Assalto sventato ai portavalori, i giudici escludono l’aggravante: “Non c’è il metodo mafioso”

La decisione del tribunale distrettuale della libertà di Bologna dà ragione alla procura di Chieti. La banda armata era stata bloccata dalla polizia nell’ambito dell’inchiesta nata dopo la rapina di Ortona. (Nella foto, i poliziotti dei Nocs in azione nelle campagne emiliane)
CHIETI. Il Tribunale distrettuale della libertà di Bologna ha escluso l’aggravante del metodo mafioso per la banda armata che, lo scorso 28 marzo, era stata catturata a Vignola (Modena) dalla polizia di Stato e della procura di Chieti prima di un assalto milionario sull’autostrada A1. I criminali erano stati bloccati nell’ambito di un’inchiesta, coordinata dal procuratore capo Giampiero Di Florio e dal pubblico ministero Giancarlo Ciani, nata dopo l’assalto a colpi di Kalashnikov ed esplosivo avvenuto a Ortona, sull’autostrada A14, lo scorso 5 gennaio, quando un gruppo organizzato aveva rapinato un portavalori della ditta Aquila impossessandosi di oltre 400.000 euro. Fin dai giorni successivi, la squadra mobile teatina – diretta dal commissario capo Francesco D’Antonio – ha raccolto importanti elementi investigativi verso soggetti residenti nell’area di Cerignola. Indizi tali da consentire l’avvio di intercettazioni telefoniche nei confronti di personaggi che hanno avuto un ruolo attivo nell’assalto in autostrada. Controllando ininterrottamente i loro movimenti, e allargando di giorno in giorno il cerchio, gli investigatori sono arrivati fino al covo in provincia di Modena. Il blitz, con l’ausilio del Nucleo operativo centrale di sicurezza (Nocs), ha consentito di bloccare in flagranza quasi tutti gli appartenenti al commando, che puntavano a un bottino di circa otto milioni di euro in oro.
A chiedere la convalida degli arresti, per competenza territoriale, è stata la procura della Repubblica di Modena, che ha contestato ai rapinatori anche il metodo mafioso e la rapina di “gruppo”. Il fascicolo è passato alla Direzione distrettuale di Bologna, che ha reiterato le misure cautelari.

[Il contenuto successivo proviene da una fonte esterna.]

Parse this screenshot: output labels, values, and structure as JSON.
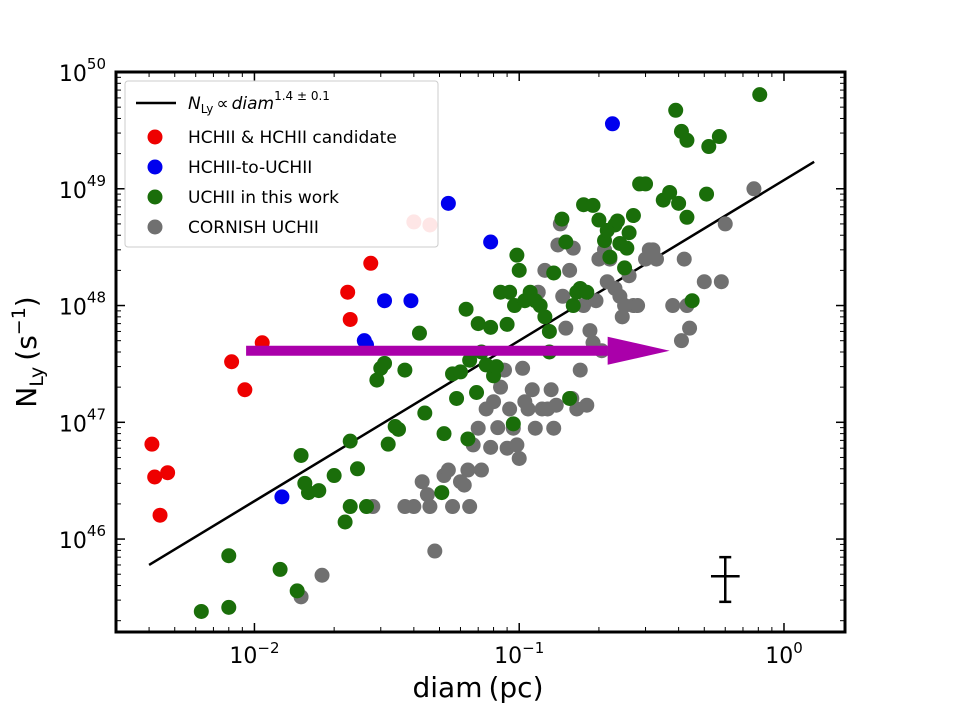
{
  "chart_data": {
    "type": "scatter",
    "xscale": "log",
    "yscale": "log",
    "xlim": [
      0.003,
      1.7
    ],
    "ylim": [
      1.6e+45,
      1e+50
    ],
    "xlabel": {
      "main": "diam",
      "unit": "(pc)"
    },
    "ylabel": {
      "main": "N",
      "sub": "Ly",
      "unit_open": "(s",
      "unit_exp": "−1",
      "unit_close": ")"
    },
    "x_ticks": [
      {
        "value": 0.01,
        "base": "10",
        "exp": "−2"
      },
      {
        "value": 0.1,
        "base": "10",
        "exp": "−1"
      },
      {
        "value": 1,
        "base": "10",
        "exp": "0"
      }
    ],
    "y_ticks": [
      {
        "value": 1e+46,
        "base": "10",
        "exp": "46"
      },
      {
        "value": 1e+47,
        "base": "10",
        "exp": "47"
      },
      {
        "value": 1e+48,
        "base": "10",
        "exp": "48"
      },
      {
        "value": 1e+49,
        "base": "10",
        "exp": "49"
      },
      {
        "value": 1e+50,
        "base": "10",
        "exp": "50"
      }
    ],
    "grid": false,
    "legend_position": "upper-left",
    "fit_line": {
      "label_var": "N",
      "label_sub": "Ly",
      "label_prop": "∝",
      "label_x": "diam",
      "label_exp": "1.4 ± 0.1",
      "x": [
        0.004,
        1.3
      ],
      "y": [
        6e+45,
        1.7e+49
      ],
      "color": "#000000"
    },
    "arrow": {
      "x_start": 0.0093,
      "x_end": 0.37,
      "y": 4.1e+47,
      "color": "#aa00aa"
    },
    "error_bar": {
      "x": 0.6,
      "y": 4.8e+45,
      "x_low": 0.53,
      "x_high": 0.68,
      "y_low": 2.9e+45,
      "y_high": 7e+45,
      "color": "#000000"
    },
    "series": [
      {
        "name": "CORNISH UCHII",
        "color": "#707070",
        "points": [
          [
            0.015,
            3.2e+45
          ],
          [
            0.018,
            4.9e+45
          ],
          [
            0.028,
            1.9e+46
          ],
          [
            0.037,
            1.9e+46
          ],
          [
            0.04,
            1.9e+46
          ],
          [
            0.043,
            3.1e+46
          ],
          [
            0.045,
            2.4e+46
          ],
          [
            0.046,
            1.9e+46
          ],
          [
            0.048,
            7.9e+45
          ],
          [
            0.052,
            3.5e+46
          ],
          [
            0.054,
            3.9e+46
          ],
          [
            0.056,
            1.9e+46
          ],
          [
            0.06,
            3.1e+46
          ],
          [
            0.062,
            2.9e+46
          ],
          [
            0.064,
            3.9e+46
          ],
          [
            0.065,
            1.9e+46
          ],
          [
            0.067,
            6.4e+46
          ],
          [
            0.07,
            8.9e+46
          ],
          [
            0.072,
            3.9e+46
          ],
          [
            0.075,
            1.3e+47
          ],
          [
            0.078,
            6.1e+46
          ],
          [
            0.08,
            1.5e+47
          ],
          [
            0.083,
            9e+46
          ],
          [
            0.085,
            2e+47
          ],
          [
            0.088,
            2.8e+47
          ],
          [
            0.09,
            6e+46
          ],
          [
            0.092,
            1.3e+47
          ],
          [
            0.095,
            8.9e+46
          ],
          [
            0.098,
            6.4e+46
          ],
          [
            0.1,
            4.9e+46
          ],
          [
            0.103,
            2.9e+47
          ],
          [
            0.105,
            1.5e+47
          ],
          [
            0.108,
            1.3e+47
          ],
          [
            0.112,
            1.9e+47
          ],
          [
            0.115,
            8.9e+46
          ],
          [
            0.118,
            1.3e+48
          ],
          [
            0.122,
            1.3e+47
          ],
          [
            0.125,
            2e+48
          ],
          [
            0.128,
            1.3e+47
          ],
          [
            0.132,
            1.9e+47
          ],
          [
            0.135,
            8.9e+46
          ],
          [
            0.138,
            1.4e+47
          ],
          [
            0.14,
            3.3e+48
          ],
          [
            0.143,
            5e+48
          ],
          [
            0.146,
            1.2e+48
          ],
          [
            0.15,
            6.4e+47
          ],
          [
            0.155,
            2e+48
          ],
          [
            0.158,
            1.6e+47
          ],
          [
            0.16,
            3.1e+48
          ],
          [
            0.165,
            1.3e+47
          ],
          [
            0.17,
            2.8e+47
          ],
          [
            0.175,
            1e+48
          ],
          [
            0.18,
            1.4e+47
          ],
          [
            0.185,
            6.1e+47
          ],
          [
            0.19,
            4.8e+47
          ],
          [
            0.195,
            1.1e+48
          ],
          [
            0.2,
            2.5e+48
          ],
          [
            0.205,
            4.1e+47
          ],
          [
            0.21,
            3e+48
          ],
          [
            0.215,
            1.6e+48
          ],
          [
            0.22,
            2.5e+48
          ],
          [
            0.23,
            1.4e+48
          ],
          [
            0.24,
            1.2e+48
          ],
          [
            0.245,
            8e+47
          ],
          [
            0.25,
            1e+48
          ],
          [
            0.26,
            1.8e+48
          ],
          [
            0.27,
            1e+48
          ],
          [
            0.28,
            1e+48
          ],
          [
            0.3,
            2.5e+48
          ],
          [
            0.31,
            3e+48
          ],
          [
            0.32,
            3e+48
          ],
          [
            0.33,
            2.5e+48
          ],
          [
            0.38,
            1e+48
          ],
          [
            0.41,
            5e+47
          ],
          [
            0.42,
            2.5e+48
          ],
          [
            0.43,
            1e+48
          ],
          [
            0.44,
            6.4e+47
          ],
          [
            0.5,
            1.6e+48
          ],
          [
            0.58,
            1.6e+48
          ],
          [
            0.6,
            5e+48
          ],
          [
            0.77,
            1e+49
          ]
        ]
      },
      {
        "name": "UCHII in this work",
        "color": "#1a6e0a",
        "points": [
          [
            0.0063,
            2.4e+45
          ],
          [
            0.008,
            2.6e+45
          ],
          [
            0.008,
            7.2e+45
          ],
          [
            0.0125,
            5.5e+45
          ],
          [
            0.0145,
            3.6e+45
          ],
          [
            0.015,
            5.2e+46
          ],
          [
            0.0155,
            3e+46
          ],
          [
            0.016,
            2.5e+46
          ],
          [
            0.0175,
            2.6e+46
          ],
          [
            0.02,
            3.5e+46
          ],
          [
            0.022,
            1.4e+46
          ],
          [
            0.023,
            1.9e+46
          ],
          [
            0.023,
            6.9e+46
          ],
          [
            0.0245,
            4e+46
          ],
          [
            0.0265,
            1.9e+46
          ],
          [
            0.029,
            2.3e+47
          ],
          [
            0.03,
            2.9e+47
          ],
          [
            0.031,
            3.2e+47
          ],
          [
            0.032,
            6.5e+46
          ],
          [
            0.034,
            9.2e+46
          ],
          [
            0.035,
            8.7e+46
          ],
          [
            0.037,
            2.8e+47
          ],
          [
            0.042,
            5.8e+47
          ],
          [
            0.044,
            1.2e+47
          ],
          [
            0.051,
            2.5e+46
          ],
          [
            0.052,
            8e+46
          ],
          [
            0.056,
            2.6e+47
          ],
          [
            0.058,
            1.6e+47
          ],
          [
            0.06,
            2.7e+47
          ],
          [
            0.063,
            9.3e+47
          ],
          [
            0.064,
            7.2e+46
          ],
          [
            0.065,
            3.4e+47
          ],
          [
            0.069,
            1.8e+47
          ],
          [
            0.07,
            7e+47
          ],
          [
            0.072,
            4e+47
          ],
          [
            0.075,
            3.1e+47
          ],
          [
            0.078,
            6.5e+47
          ],
          [
            0.08,
            2.5e+47
          ],
          [
            0.082,
            3e+47
          ],
          [
            0.085,
            1.3e+48
          ],
          [
            0.09,
            6.9e+47
          ],
          [
            0.092,
            1.3e+48
          ],
          [
            0.095,
            9.7e+46
          ],
          [
            0.096,
            1e+48
          ],
          [
            0.098,
            2.7e+48
          ],
          [
            0.1,
            2e+48
          ],
          [
            0.105,
            1.1e+48
          ],
          [
            0.11,
            1.3e+48
          ],
          [
            0.115,
            1.1e+48
          ],
          [
            0.12,
            1e+48
          ],
          [
            0.125,
            8e+47
          ],
          [
            0.13,
            6e+47
          ],
          [
            0.13,
            4e+47
          ],
          [
            0.135,
            1.9e+48
          ],
          [
            0.145,
            5.5e+48
          ],
          [
            0.15,
            3.5e+48
          ],
          [
            0.155,
            1.6e+47
          ],
          [
            0.16,
            1e+48
          ],
          [
            0.165,
            1.3e+48
          ],
          [
            0.17,
            1.4e+48
          ],
          [
            0.175,
            7.3e+48
          ],
          [
            0.18,
            1.3e+48
          ],
          [
            0.19,
            7.2e+48
          ],
          [
            0.2,
            5.4e+48
          ],
          [
            0.21,
            3.6e+48
          ],
          [
            0.215,
            4.4e+48
          ],
          [
            0.22,
            2.6e+48
          ],
          [
            0.23,
            4.9e+48
          ],
          [
            0.235,
            5.3e+48
          ],
          [
            0.24,
            3.4e+48
          ],
          [
            0.25,
            2.1e+48
          ],
          [
            0.255,
            3.1e+48
          ],
          [
            0.26,
            4.2e+48
          ],
          [
            0.27,
            5.9e+48
          ],
          [
            0.285,
            1.1e+49
          ],
          [
            0.3,
            1.1e+49
          ],
          [
            0.35,
            8e+48
          ],
          [
            0.37,
            9.3e+48
          ],
          [
            0.4,
            7.5e+48
          ],
          [
            0.43,
            5.7e+48
          ],
          [
            0.45,
            1.1e+48
          ],
          [
            0.39,
            4.7e+49
          ],
          [
            0.41,
            3.1e+49
          ],
          [
            0.43,
            2.6e+49
          ],
          [
            0.52,
            2.3e+49
          ],
          [
            0.57,
            2.8e+49
          ],
          [
            0.51,
            9e+48
          ],
          [
            0.81,
            6.4e+49
          ]
        ]
      },
      {
        "name": "HCHII-to-UCHII",
        "color": "#0000ee",
        "points": [
          [
            0.0127,
            2.3e+46
          ],
          [
            0.026,
            5e+47
          ],
          [
            0.0265,
            4.6e+47
          ],
          [
            0.031,
            1.1e+48
          ],
          [
            0.039,
            1.1e+48
          ],
          [
            0.054,
            7.5e+48
          ],
          [
            0.078,
            3.5e+48
          ],
          [
            0.225,
            3.6e+49
          ]
        ]
      },
      {
        "name": "HCHII & HCHII candidate",
        "color": "#ee0000",
        "points": [
          [
            0.0041,
            6.5e+46
          ],
          [
            0.0042,
            3.4e+46
          ],
          [
            0.0044,
            1.6e+46
          ],
          [
            0.0047,
            3.7e+46
          ],
          [
            0.0082,
            3.3e+47
          ],
          [
            0.0092,
            1.9e+47
          ],
          [
            0.0107,
            4.8e+47
          ],
          [
            0.0225,
            1.3e+48
          ],
          [
            0.023,
            7.6e+47
          ],
          [
            0.0275,
            2.3e+48
          ],
          [
            0.04,
            5.2e+48
          ],
          [
            0.046,
            4.9e+48
          ]
        ]
      }
    ]
  }
}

Ma ieri pomeriggio, a seguito del ricorso presentato da 12 dei 16 arrestati, il tribunale distrettuale del riesame ha riformato l’ordinanza, ritenendo non sussistente l’aggravante prevista dall’articolo 416 bis del codice penale. Non ha retto il vaglio del tribunale della libertà, dunque, la tesi secondo cui il metodo mafioso, come sostenuto dal giudice per le indagini preliminari di Bologna, «non presuppone necessariamente la partecipazione degli indagati a un’associazione mafiosa ma può ravvisarsi nelle modalità esecutive dell’azione, e in particolare nelle modalità paramilitari utilizzate dagli indagati per assaltare il portavalori e, dunque, attraverso la predisposizione di temibili mezzi di attacco e difesa da usare anche contro l’eventuale intervento delle forze dell’ordine». Gli arrestati restano rinchiusi in carcere. Le motivazioni saranno depositate entro 45 giorni. La decisione di ieri sembra destinata a incidere, inevitabilmente, anche sulle contestazioni e le relative aggravanti per la rapina di Ortona.